Mar 27, 2018 at 1:07 AM Post #4,377 of 4,545
I heard that the Apollo moon landing was a hoax!
 
Mar 28, 2018 at 7:39 AM Post #4,380 of 4,545
There is certainly something to be said for training one's ears, for example, learning to recognize different frequency ranges by ear or what subtle harmonic distortion sounds like, or what a better/worse attack sounds like, can be learned. One way to do this is listen to the same songs over and over on different equipment with known, measurable differences, and listen carefully to specific sounds within the recording. Another way is to spend a great deal of time listening to the same things while messing with an equalizer and other DSP tools.

However, if the person saying their ears are well-trained, but aren't specific about WHAT they are "trained" for, I agree that skepticism is warranted. In a sense, you can't train your ears to hear more "musicality" or "fluency" or any of those other flowery things, because those phenomena are (if they're real at all - often just pleasant names for placebo effect) aggregates of other things.

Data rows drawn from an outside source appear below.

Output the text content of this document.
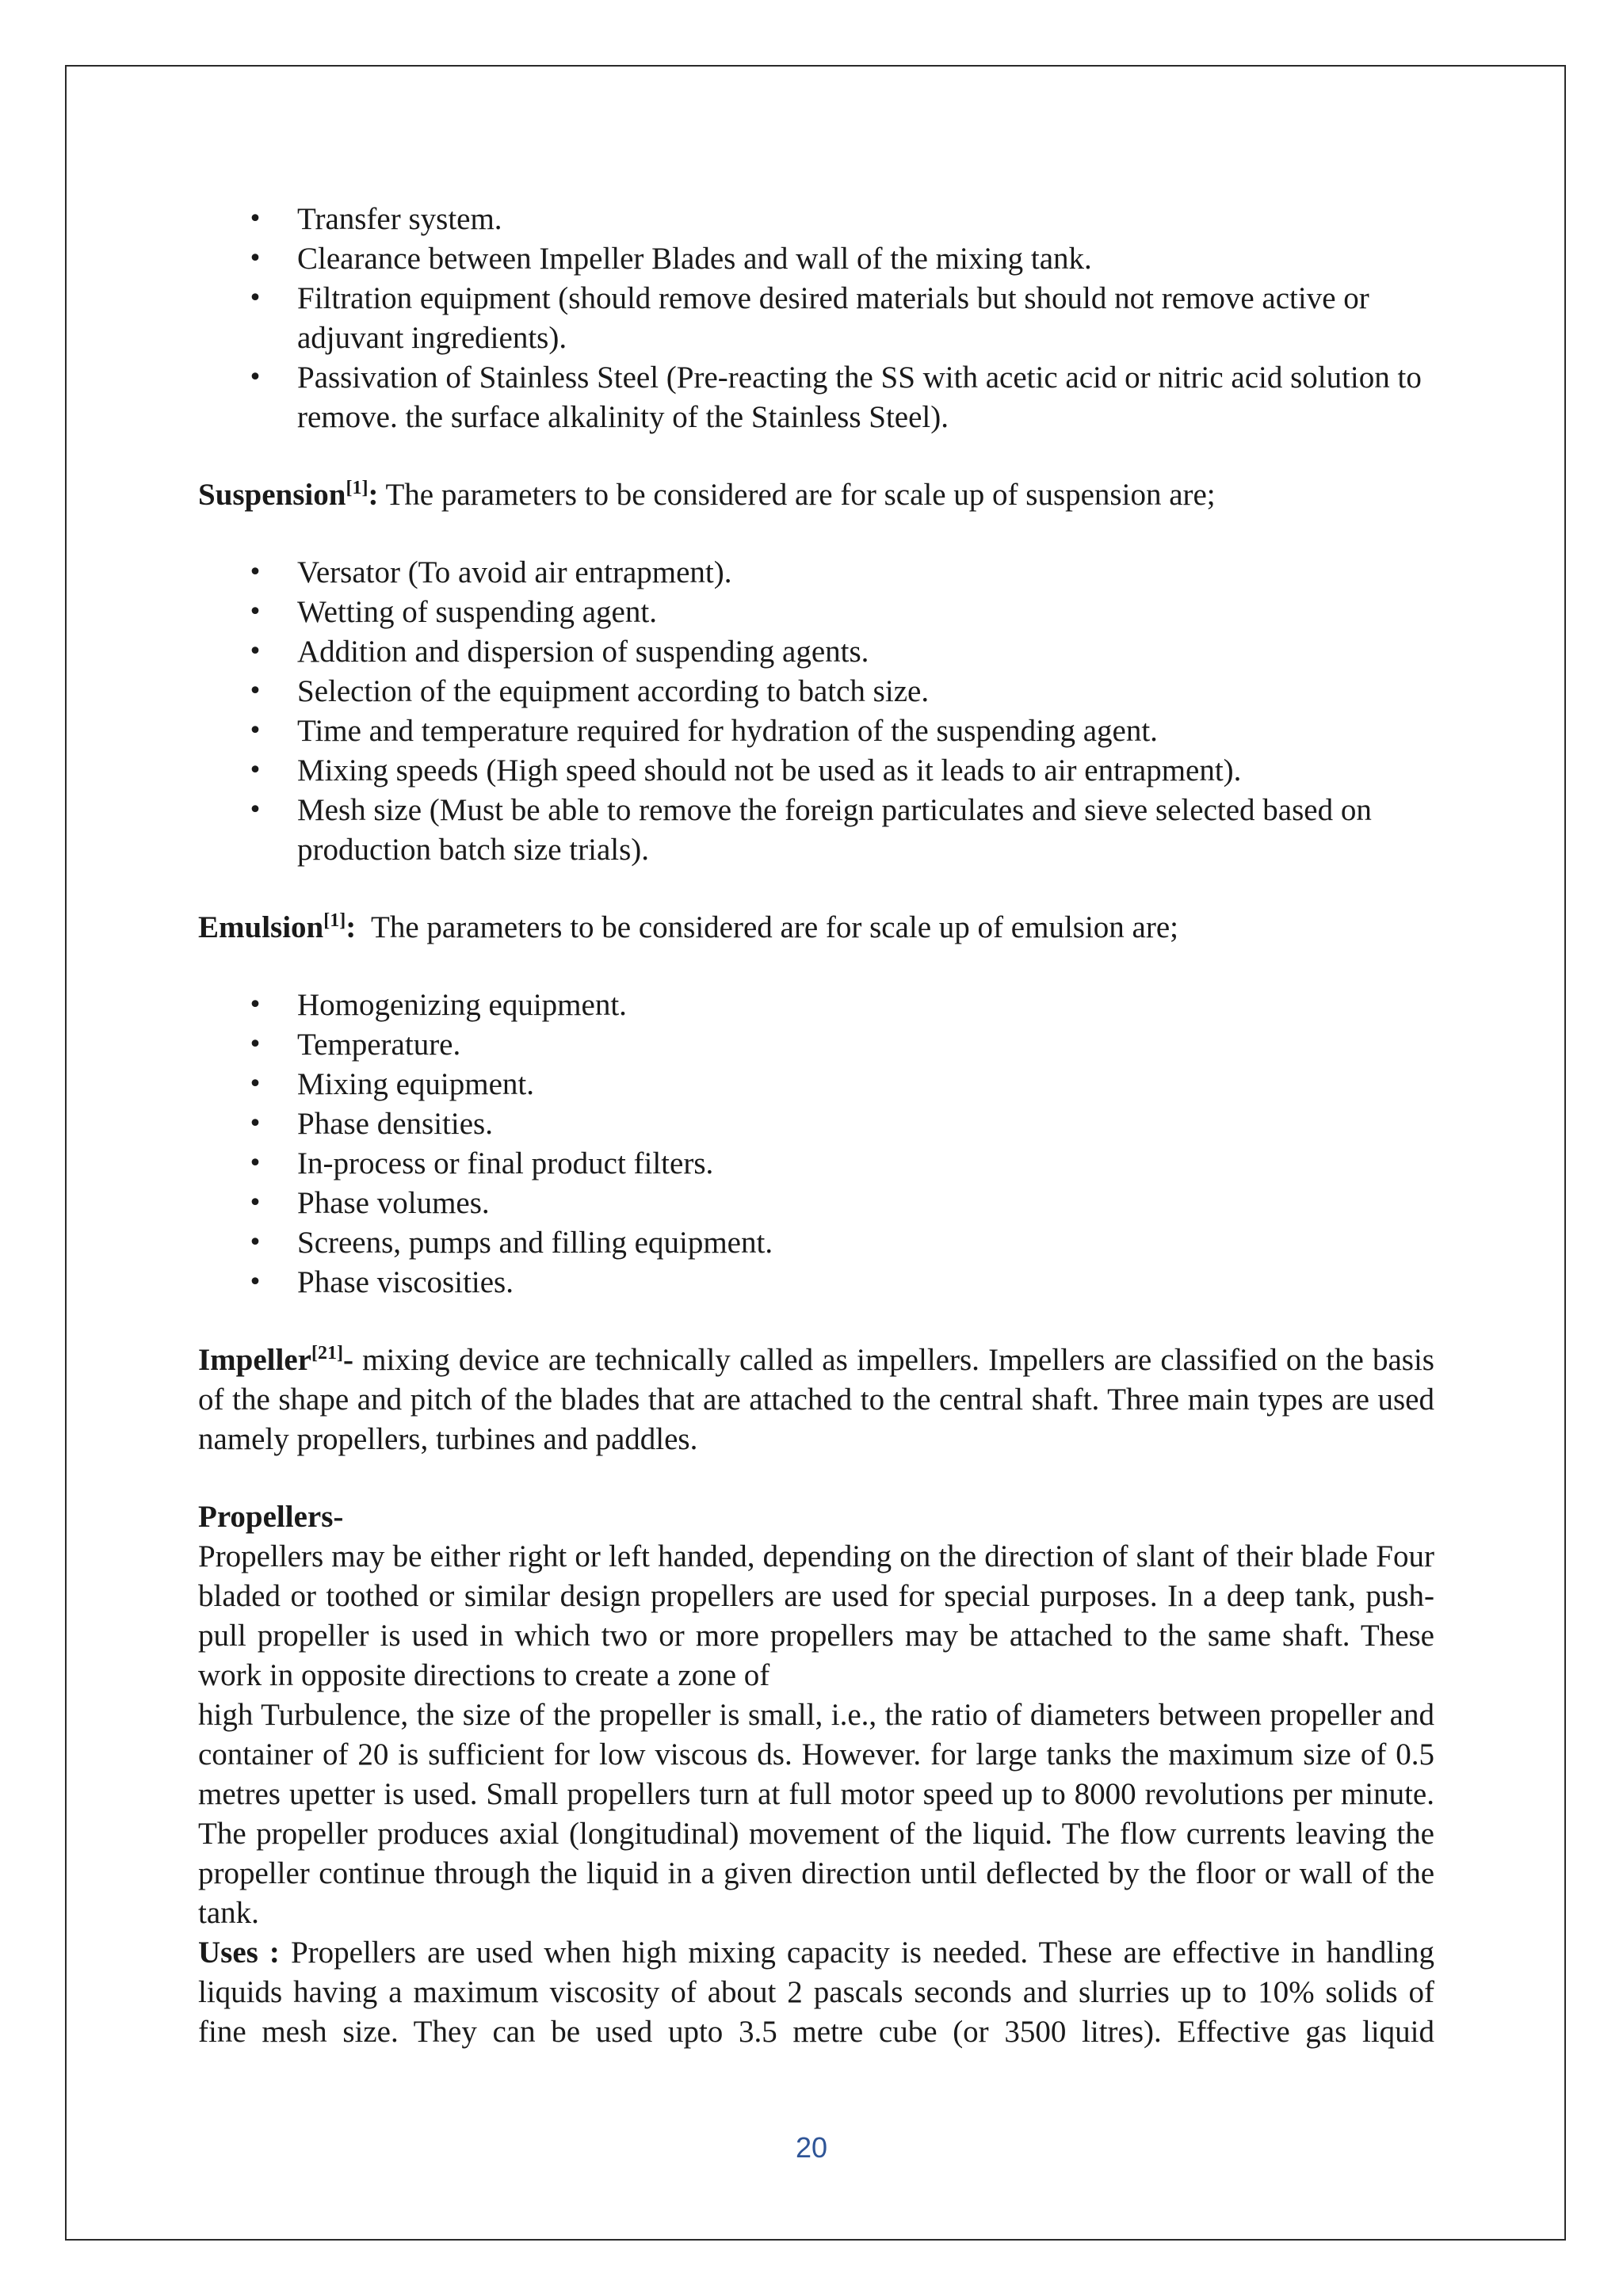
• Transfer system.
• Clearance between Impeller Blades and wall of the mixing tank.
• Filtration equipment (should remove desired materials but should not remove active or adjuvant ingredients).
• Passivation of Stainless Steel (Pre-reacting the SS with acetic acid or nitric acid solution to remove. the surface alkalinity of the Stainless Steel).

Suspension[1]: The parameters to be considered are for scale up of suspension are;

• Versator (To avoid air entrapment).
• Wetting of suspending agent.
• Addition and dispersion of suspending agents.
• Selection of the equipment according to batch size.
• Time and temperature required for hydration of the suspending agent.
• Mixing speeds (High speed should not be used as it leads to air entrapment).
• Mesh size (Must be able to remove the foreign particulates and sieve selected based on production batch size trials).

Emulsion[1]:  The parameters to be considered are for scale up of emulsion are;

• Homogenizing equipment.
• Temperature.
• Mixing equipment.
• Phase densities.
• In-process or final product filters.
• Phase volumes.
• Screens, pumps and filling equipment.
• Phase viscosities.

Impeller[21]- mixing device are technically called as impellers. Impellers are classified on the basis of the shape and pitch of the blades that are attached to the central shaft. Three main types are used namely propellers, turbines and paddles.

Propellers-

Propellers may be either right or left handed, depending on the direction of slant of their blade Four bladed or toothed or similar design propellers are used for special purposes. In a deep tank, push-pull propeller is used in which two or more propellers may be attached to the same shaft. These work in opposite directions to create a zone of

high Turbulence, the size of the propeller is small, i.e., the ratio of diameters between propeller and container of 20 is sufficient for low viscous ds. However. for large tanks the maximum size of 0.5 metres upetter is used. Small propellers turn at full motor speed up to 8000 revolutions per minute. The propeller produces axial (longitudinal) movement of the liquid. The flow currents leaving the propeller continue through the liquid in a given direction until deflected by the floor or wall of the tank.

Uses : Propellers are used when high mixing capacity is needed. These are effective in handling liquids having a maximum viscosity of about 2 pascals seconds and slurries up to 10% solids of fine mesh size. They can be used upto 3.5 metre cube (or 3500 litres). Effective gas liquid

20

If someone has truly well-trained ears, they'll be able to pass ABX tests a bit more often than your average punter, not because their ears work better, but because they have a mental checklist of things to listen for and know what those things sound like in a generalized way. But that's about as far as it goes. Someone with legitimately well-trained ears is not going to try and convince you that they can hear some unknown-to-science "musicality" of a DAC because their training lets them know that A) such things don't exist and B) you can't actually hear them even if they do.
There is no training for hearing acuity.
You are born with it.
There is no training for hearing acuity, not much unlike other physical attributes. Eyesight, voice tone (voice print if I may) I could list hundreds.